Amoxil, an antibiotic, is prescribed to treat a wide variety of infections, including: gonorrhea, middle ear infections, skin infections, upper and lower respiratory tract infections, and infections of the genital and urinary tract. In combination with other drugs such as Prilosec, Prevacid, and/or Biaxin, it is also prescribed to treat duodenal ulcers caused by H. pylori bacteria (ulcers in the wall of the small intestine near the exit from the stomach).

Side Effects

Amoxil side effects that you should report to your health care professional or doctor as soon as possible:
- Vomiting;
- Tooth Discoloration In Children;
- Rash;
- Peeling Skin;
- Nausea;
- Liver Problems And Jaundice;
- Insomnia;
- Hyperactivity;
- Hives;
- Dizziness;
- Diarrhea;
- Convulsions;
- Confusion;
- Colitis;
- Changes In Behavior;
- Anxiety;
- Anemia;
- Agitation;

Dosage

Dosages will be determined by the type of infection being treated.

For ADULTS

Ear, Nose, Throat, Skin, Genital, and Urinary Tract Infections

For mild or moderate infections, the usual dose is 250 mg every 8 hours, or 500 mg every 12 hours. For severe infections, the usual dose is 500 mg every 8 hours, or 875 mg every 12 hours.

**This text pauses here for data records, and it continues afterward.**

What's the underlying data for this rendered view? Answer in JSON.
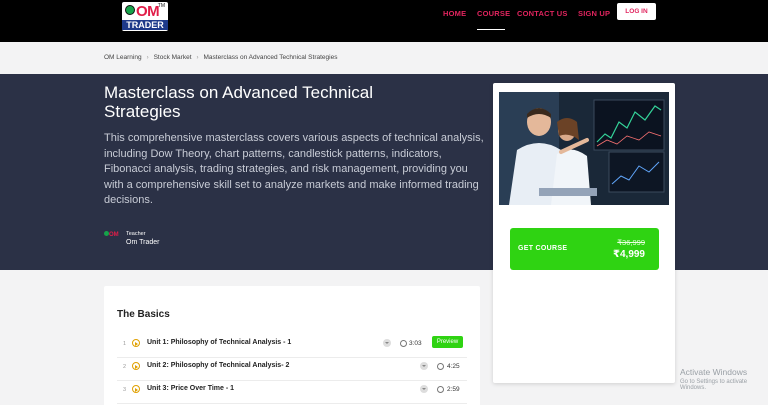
{
  "nav": {
    "logo_om": "OM",
    "logo_tm": "TM",
    "logo_trader": "TRADER",
    "links": [
      "HOME",
      "COURSE",
      "CONTACT US",
      "SIGN UP"
    ],
    "login_label": "LOG IN"
  },
  "breadcrumb": [
    "OM Learning",
    "Stock Market",
    "Masterclass on Advanced Technical Strategies"
  ],
  "course": {
    "title": "Masterclass on Advanced Technical Strategies",
    "description": "This comprehensive masterclass covers various aspects of technical analysis, including Dow Theory, chart patterns, candlestick patterns, indicators, Fibonacci analysis, trading strategies, and risk management, providing you with a comprehensive skill set to analyze markets and make informed trading decisions.",
    "teacher_label": "Teacher",
    "teacher_name": "Om Trader",
    "teacher_avatar_text": "OM"
  },
  "card": {
    "cta_label": "GET COURSE",
    "price_old": "₹36,999",
    "price_new": "₹4,999"
  },
  "basics": {
    "title": "The Basics",
    "units": [
      {
        "num": "1",
        "title": "Unit 1: Philosophy of Technical Analysis - 1",
        "duration": "3:03",
        "preview": "Preview"
      },
      {
        "num": "2",
        "title": "Unit 2: Philosophy of Technical Analysis- 2",
        "duration": "4:25"
      },
      {
        "num": "3",
        "title": "Unit 3: Price Over Time - 1",
        "duration": "2:59"
      }
    ]
  },
  "watermark": {
    "line1": "Activate Windows",
    "line2": "Go to Settings to activate Windows."
  },
  "colors": {
    "accent": "#e0245e",
    "hero_bg": "#2b3146",
    "cta_green": "#2fd312"
  }
}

Lower Respiratory Tract Infections

For mild, moderate, or severe infections, the usual dose is 500 mg every 8 hours, or 875 mg every 12 hours.

Gonorrhea, Acute, Uncomplicated Anogenital and Urethral Infections

The usual dosage is 3 grams in a single oral dose.

Ulcers

For ulcer treatment, Amoxil is combined with Biaxin, Prevacid, or Prilosec. There are several dosage regimens available. For more information, refer to the "Recommended Dosage" section under Biaxin, Prevacid, or Prilosec.

If your kidneys are severely impaired or you are undergoing hemodialysis your doctor may have to adjust your dosage accordingly.

For CHILDREN OLDER THAN 3 MONTHS

Children weighing 88 pounds and over should follow the recommended adult dose schedule.

Children weighing under 88 pounds will have their dosage determined by their weight.

Ear, Nose, Throat, Genital, and Urinary Tract Infections

For mild or moderate infections, the usual dose is 25 mg per 2.2 pounds of body weight, divided into two daily doses and taken every 12 hours; or 20 mg per 2.2 pounds of body weight, divided into three daily doses and taken every 8 hours.

For severe infections, the usual dose is 45 mg per 2.2 pounds of body weight, divided into two daily doses and taken every 12 hours; or 40 mg per 2.2 pounds of body weight, divided into three daily doses and taken every 8 hours.

Lower Respiratory Tract Infections

For mild, moderate, or severe infections, the usual dose is 45 mg per 2.2 pounds of body weight, divided into two daily doses and taken every 12 hours; or 40 mg per 2.2 pounds of body weight, divided into three daily doses and taken every 8 hours.

For infants 3 months or younger the maximum daily dose is 30 mg per 2.2 pounds of body weight, divided into two daily doses and taken every 12 hours.

The required amount of liquid medication should be placed directly on the child's tongue for swallowing. It can also be added to formula, milk, fruit juice, water, ginger ale, or cold drinks. The preparation should be taken immediately. To be certain the child is getting the full dose of medication, make sure he or she drinks the entire preparation.

If your child is taking the pediatric drops, use the dropper provided to measure the dosage.